LA DIETETIQUE EN CURE THERMALE

LA DIETETIQUE EN CURE THERMALE

Avis d’expert

avec Florianne Motch, Diététicienne-nutritionniste

aux Thermes de Gréoux-les-Bains

Florianne a seulement 28 ans, mais elle est diététicienne depuis 2010. Suite à sa formation spécialisée, elle s’est d’abord dirigée vers l’hygiène alimentaire dans la restauration collective. Bien que le secteur soit formateur, elle a rapidement souhaité se rapprocher de la diététique thérapeutique, en vue d’être sur le terrain à l’affût des problématiques des patients. Elle a eu la chance d’intégrer la Chaîne Thermale du Soleil, en tant que diététicienne aux Thermes de Gréoux-les-BainsUne belle aventure qui dure depuis 6 ans !

 

1/ Selon vous, quel est le rôle de la prise en charge diététique au sein de la cure thermale ?

La diététique a entièrement sa place au sein d’un établissement thermal, lieu où l’on vient se ressourcer et améliorer sa santé.

En effet, les problèmes de surpoids peuvent amplifier les douleurs et l’évolution de certaines pathologies rhumatismales (arthrose) et respiratoires (apnée du sommeil).

Le but étant de les prévenir et de les prendre en charge. Certaines stations proposent même des cures spécifiques pour le syndrome métabolique (Eugénie-les-Bains, Bains-les-Bains, Le Boulou, La Preste-les-Bains).

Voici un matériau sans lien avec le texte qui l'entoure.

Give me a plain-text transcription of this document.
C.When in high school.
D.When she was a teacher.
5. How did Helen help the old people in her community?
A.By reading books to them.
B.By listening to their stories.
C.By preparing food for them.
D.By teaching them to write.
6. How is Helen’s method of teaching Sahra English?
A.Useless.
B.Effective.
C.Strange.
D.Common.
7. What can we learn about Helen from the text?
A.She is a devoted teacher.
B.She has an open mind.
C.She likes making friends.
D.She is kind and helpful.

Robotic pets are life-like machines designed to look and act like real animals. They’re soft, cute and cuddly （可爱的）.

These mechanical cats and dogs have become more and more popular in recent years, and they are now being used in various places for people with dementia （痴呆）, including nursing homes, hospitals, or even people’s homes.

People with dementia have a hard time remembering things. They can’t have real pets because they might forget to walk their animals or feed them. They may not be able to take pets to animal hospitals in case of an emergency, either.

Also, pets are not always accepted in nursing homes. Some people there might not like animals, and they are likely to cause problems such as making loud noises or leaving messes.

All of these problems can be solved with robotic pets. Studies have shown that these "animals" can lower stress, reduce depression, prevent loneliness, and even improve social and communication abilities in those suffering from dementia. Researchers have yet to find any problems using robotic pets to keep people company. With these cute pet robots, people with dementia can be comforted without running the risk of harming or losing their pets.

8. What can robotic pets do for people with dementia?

J’ai remarqué que les personnes sont plus à l’écoute et disponibles pour s’informer lorsqu’elles sont en cure. Combien de curistes me disent : « Cela fait longtemps que j’y pense et je prends enfin le temps de consulter une diététicienne ».

 

2/ Pourriez-vous nous expliquer brièvement les principes d’une alimentation saine ?

Bien sûr, une alimentation riche en végétaux (fruits, légumes, céréales, légumes secs), qui vont apporter des fibres et divers vitamines, minéraux et antioxydants qui ont un rôle protecteur contre certaines pathologies et dont les besoins sont augmentés chez les séniors.

Les fruits et légumes devraient être présents à chaque repas, tout comme les féculents (trop souvent mis de côté) pour leur rôle énergétique et satiétogène. Privilégier des produits de saison, frais, bruts et peu transformés par l’industrie agroalimentaire.

Ne pas oublier non plus les protéines une à deux fois par jour afin de maintenir un bon statut musculaire. (On pense tout de suite à la viande, mais cela comprend également les poissons, fruits de mer, abats, produits laitiers…)

Si on les tolère bien, les laitages et fromages ont leur place dans notre alimentation de par leur teneur en calcium, protéines, vitamines A et du groupe B, ainsi qu’en oligoéléments comme l’iode et le zinc.

Certains acides gras sont indispensables, c’est donc bien de réduire mais surtout de bien choisir les matières grasses. Consommer en quantité contrôlée un peu de beurre cru et des huiles riches en acides gras poly insaturés de la famille oméga 3 (colza, noix…)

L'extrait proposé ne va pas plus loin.